花巻温泉の豊かな自然と露天風呂で癒しの時を

画像2: 花巻温泉

花巻温泉

岩手県の内陸部、県の真ん中に位置する花巻温泉は、東日本大震災で被災し三陸沿岸から避難した方々が一時身を寄せた場所。花巻温泉と三陸沿岸の縁が改めて見直されるきっかけとなりました。

花巻温泉

住所岩手県花巻市湯本1-125
電話0198-37-2111
webhttps://www.hanamakionsen.co.jp/

南部杜氏の里を象徴 四つの酒蔵がある紫波町へ

画像: 廣田酒造

廣田酒造

花巻市から紫波町にかけての一帯は、「南部杜氏の里」。紫波町では、酒造りに良い水に恵まれており、清酒造りの文化が根付いた場所です。現在も、月の輪酒造、吾妻嶺酒造、川村酒造、廣田酒造が町内で酒造りを行っています(見学は要予約)。この4蔵を飲み比べしながらおいしい食事を楽しみたいという方におすすめなのが、日詰商店街近くの「天狗寿司」です。

画像: 天狗寿司 酒瓶4蔵

天狗寿司 酒瓶4蔵

天狗寿司は、新鮮なネタと腕前はもちろん、大将の親しみやすい人柄も地元客に人気。昼も夜も四つの蔵のラインナップとともにお寿司や鍋料理のセットとお好みの地酒のペアリングが気軽に楽しめます。

天狗寿司

住所岩手県紫波郡紫波町日詰東裏5
電話019-676-2651
営業時間火・木~土曜 11:30~14:00/17:00~22:00
水曜 11:30~23:00 
日曜 11:30~14:00/17:00~21:00
定休⽇月曜
webhttps://www.facebook.com/tengusushi/

原敬歓待の近代和風建築物 国重要文化財平井邸

日詰商店街のもう一つの見どころは、国重要文化財の「平井邸」。こちらは、岩手出身で平民宰相とも呼ばれた原敬が、当時東京駅で遭難する直前に訪れた屋敷で、平井家第十二代当主平井六右衛門が原を歓待するために建てたものです。

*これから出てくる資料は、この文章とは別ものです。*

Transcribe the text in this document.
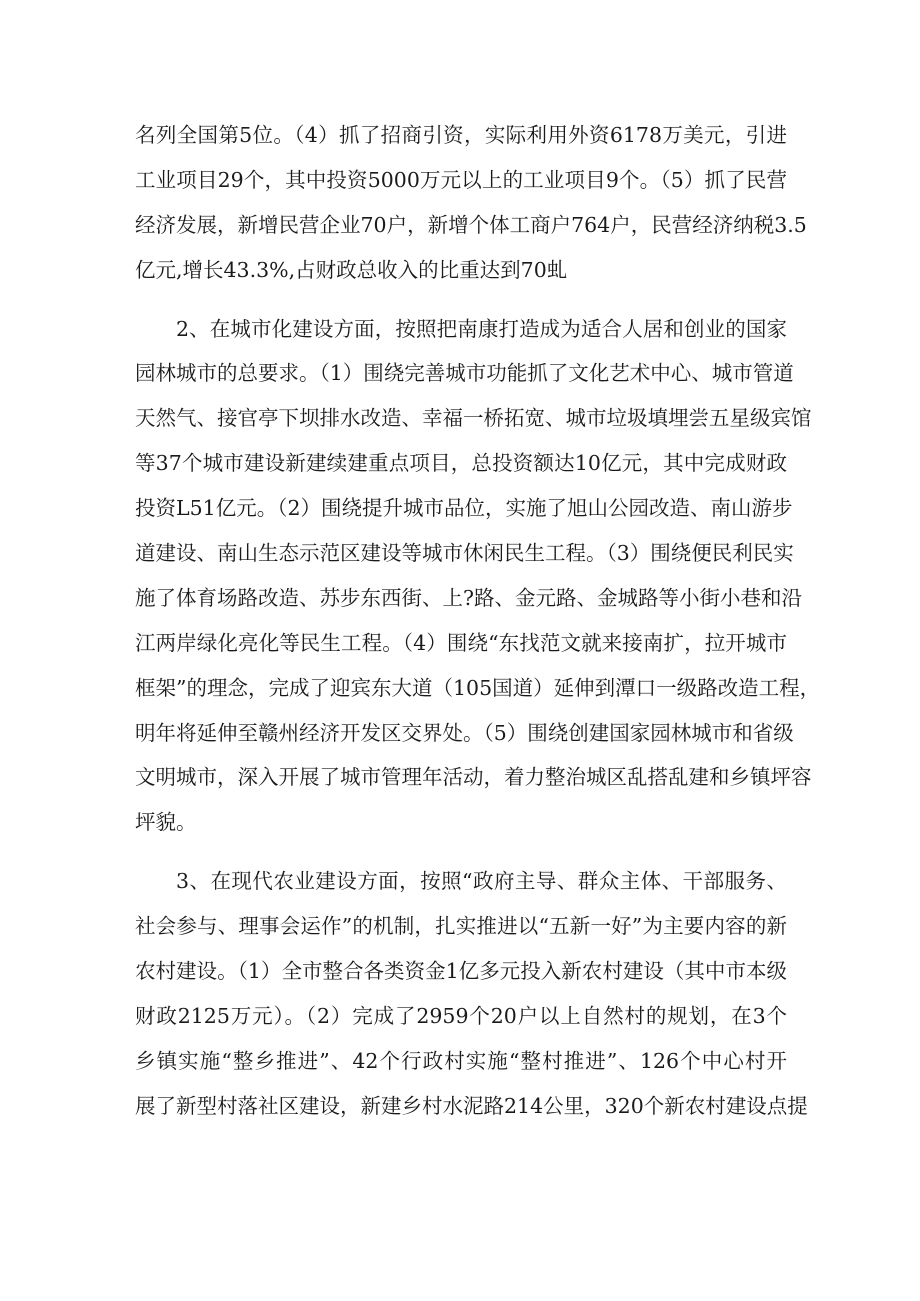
名列全国第5位。（4）抓了招商引资，实际利用外资6178万美元，引进
工业项目29个，其中投资5000万元以上的工业项目9个。（5）抓了民营
经济发展，新增民营企业70户，新增个体工商户764户，民营经济纳税3.5
亿元,增长43.3%,占财政总收入的比重达到70虬
2、在城市化建设方面，按照把南康打造成为适合人居和创业的国家
园林城市的总要求。（1）围绕完善城市功能抓了文化艺术中心、城市管道
天然气、接官亭下坝排水改造、幸福一桥拓宽、城市垃圾填埋尝五星级宾馆
等37个城市建设新建续建重点项目，总投资额达10亿元，其中完成财政
投资L51亿元。（2）围绕提升城市品位，实施了旭山公园改造、南山游步
道建设、南山生态示范区建设等城市休闲民生工程。（3）围绕便民利民实
施了体育场路改造、苏步东西街、上?路、金元路、金城路等小街小巷和沿
江两岸绿化亮化等民生工程。（4）围绕“东找范文就来接南扩，拉开城市
框架”的理念，完成了迎宾东大道（105国道）延伸到潭口一级路改造工程，
明年将延伸至赣州经济开发区交界处。（5）围绕创建国家园林城市和省级
文明城市，深入开展了城市管理年活动，着力整治城区乱搭乱建和乡镇坪容
坪貌。
3、在现代农业建设方面，按照“政府主导、群众主体、干部服务、
社会参与、理事会运作”的机制，扎实推进以“五新一好”为主要内容的新
农村建设。（1）全市整合各类资金1亿多元投入新农村建设（其中市本级
财政2125万元）。（2）完成了2959个20户以上自然村的规划，在3个
乡镇实施“整乡推进”、42个行政村实施“整村推进”、126个中心村开
展了新型村落社区建设，新建乡村水泥路214公里，320个新农村建设点提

2階広間のまわりを囲む回廊にガラスが多用され、大正期の和風建築ならではの貴重な意匠となっています。(見学要予約)

平井邸

住所岩手県紫波郡紫波町日詰郡山駅246
webhttps://www.hiraroku.com/

県庁所在地 水の町盛岡で酒造り文化をめぐる

岩手の県庁所在地・盛岡市も水が豊かな土地柄で、酒造りの歴史がある町です。「旧岩手川」の酒蔵があった鉈屋町界隈は、風情ある古い町家が並び、今でも生活用水として清水が使われています。

また、角打ちができるお店もいくつかあります。紺屋町「菊の司酒造」向かいの平興商店は、常連たちが毎日通いつめることから通称「平興学校」と呼ばれ親しまれています。お酒といえば「盛岡駄菓子」の老舗、関口屋菓子舗の焼酎糖もおすすめ。焼酎を閉じ込めたカラフルな一粒をぜひ味わってみてください。

関口屋菓子舗

住所岩手県盛岡市神明町2-3
電話019-622-4509
webhttps://www.sekiguchiyakashiho.info/

岩手山の伏流水で仕込む八幡平わしの尾

画像: 八幡平 わしの尾

八幡平 わしの尾

八幡平市大更の酒蔵「わしの尾」は、雪解けすると山頂の岩肌部分が鷲の形に見えることから「岩鷲山(いわわしやま/がんじゅさん)」と呼ばれた岩手山の伏流水で酒を仕込んでいます。県産の酒米を使ったお酒「結の香」のほか、地元消費にこだわった酒造りを行っています。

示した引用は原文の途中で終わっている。